While their car market is expanding rapidly as more and more Indians are able to afford to buy a car, for most of them the priorities when choosing a car are that it’s very fuel efficient, cheap to buy and maintain, has a spacious interior and rides well enough to cope with poor-quality roads.
But they’re not prepared to completely sacrifice style and creature comforts; they want the lot. And to a greater or lesser extent, all the cars that are built for that market – some of which we get in the UK – provide all of those things. Which makes them much more fit for purpose than many of the much bigger, premium products we seem to insist on in the UK.
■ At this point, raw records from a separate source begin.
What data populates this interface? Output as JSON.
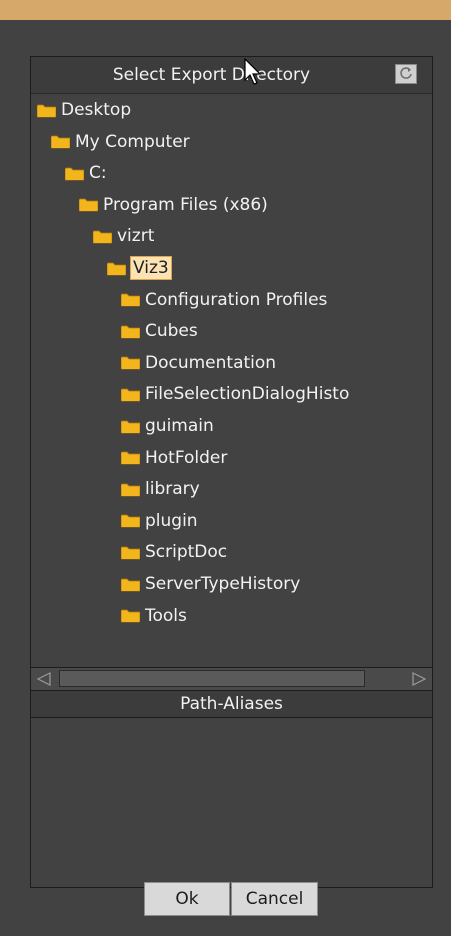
{
  "dialog": {
    "title": "Select Export Directory",
    "refresh_icon": "refresh-icon"
  },
  "tree": {
    "nodes": [
      {
        "label": "Desktop",
        "depth": 0
      },
      {
        "label": "My Computer",
        "depth": 1
      },
      {
        "label": "C:",
        "depth": 2
      },
      {
        "label": "Program Files (x86)",
        "depth": 3
      },
      {
        "label": "vizrt",
        "depth": 4
      },
      {
        "label": "Viz3",
        "depth": 5,
        "selected": true
      },
      {
        "label": "Configuration Profiles",
        "depth": 6
      },
      {
        "label": "Cubes",
        "depth": 6
      },
      {
        "label": "Documentation",
        "depth": 6
      },
      {
        "label": "FileSelectionDialogHisto",
        "depth": 6
      },
      {
        "label": "guimain",
        "depth": 6
      },
      {
        "label": "HotFolder",
        "depth": 6
      },
      {
        "label": "library",
        "depth": 6
      },
      {
        "label": "plugin",
        "depth": 6
      },
      {
        "label": "ScriptDoc",
        "depth": 6
      },
      {
        "label": "ServerTypeHistory",
        "depth": 6
      },
      {
        "label": "Tools",
        "depth": 6
      }
    ]
  },
  "path_aliases": {
    "header": "Path-Aliases"
  },
  "buttons": {
    "ok": "Ok",
    "cancel": "Cancel"
  },
  "colors": {
    "folder": "#f3b51c",
    "selected_bg": "#fbe3b6",
    "background": "#424242"
  }
}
While various generations of the Maruti Suzuki Alto are still going strong over there and continue to play an important role in mobilising the population, two other cars really stood out for me. The Suzuki Swift, in both hatchback and (not terribly attractive) saloon forms, suddenly seemed like all the car you’d ever need: nippy, fun to drive, roomy enough for a small family, frugal, comfortable, well built and so on.
And even more promising was the new Honda City that was just being launched while I was there. This is a smart-looking small saloon, based on the innovative Jazz platform, with a 1.5-litre i-VTEC petrol engine, and it’s going to be huge in India, as its two predecessors have been. I haven’t driven one, but I could imagine that it would work equally well in the UK, such is the cleverness of its design.
Ironically, I’m told that the Renault-Dacia Logan – a car you would think would be perfect for the Indian market – isn’t selling terribly well, partly because it looks kind of dull but mostly because it has been marketed as a ‘low cost’ model, and Indians don’t like to be reminded that they can’t always afford the best.
Clearly a lot of this doesn’t have much relevance back in the UK, but I’d actually be quite happy to abandon our love affair with premium cars and the endless quest for greater perceived quality and get back to basics a bit. Every time I go to Paris and see slightly battered Clios and 207s parked seemingly at random, I find myself thinking that the French have got the right attitude. In most cases a small hatch will do the job perfectly well – superminis like the Skoda Fabia, new Ford Fiesta and Kia Cee’d are all superb, as are many modern city cars – and it doesn’t matter a jot if it gets the odd parking ding or scrape. But even if that scenario never eventuates in the UK, I’ll still have a lot more appreciation for small cars from now on.